This is a staple recipe that everyone should have in their recipe book. Chicken stock from scratch is 1 million times better than store bought. Of course we don’t always have the time to make it homemade, but when you do it’s totally worth it. I love making a big batch and putting it in the freezer into litre containers. Whenever I need stock for a risotto, gravy or to make chicken soup when someone’s feeling sick it’s so convenient to have on hand.

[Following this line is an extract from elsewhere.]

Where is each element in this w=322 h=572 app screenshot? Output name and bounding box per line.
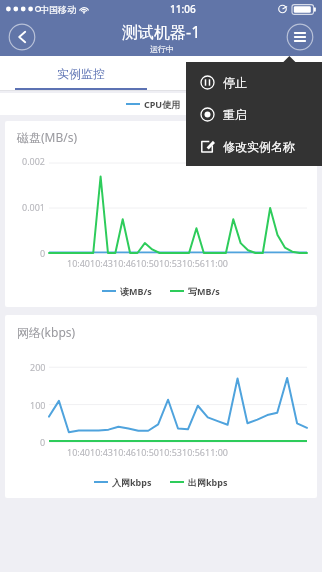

Trust me when I tell you that making it at home is easy, economical and tastes so much better than store bought. You would be really surprised to see what ingredients are used in store bought chicken stock. Ingredients like, sugars, caramel colour, natural flavours and seed oils just to name a few. Seed oils are highly inflammatory for the body and I like to avoid these oils as much as possible. When you make stock at home, or anything homemade for that matter, you can control what ingredients are going into your food and you can ultimately control what you are putting into your body.

 


Rating: 1 out of 5.

Prep time: 5 minutes

Cook time: 5-6 hours

Total time: 6 hours

Servings: 4-6

Ingredients

  • 10 chicken drumstick
  • 4 dried bay leafs
  • 1 head of garlic, peeled
  • 3 large onion, cut into quarters
  • 4 large carrots, peeled and cut in half and into quarters
  • 1/2 tbsp whole black pepper corns
  • 1 large bunch of fresh parsley
  • 1 tomato, cut into large quarters
  • Salt to season

Directions

  1. Place everything in a large stock pot. Cover with water. Bring to a boil. Once at a boil, lower the heat to low and simmer for 5-6 hours. If you find that it’s reducing too much you can add more water but you will just need to simmer it longer. You can honestly simmer this all night to make a very concentrated bone broth.
  2. Once it has finished cooking, remove the bones, celery and herbs. Strain the broth to remove any small bones and the chicken meat back into the stock.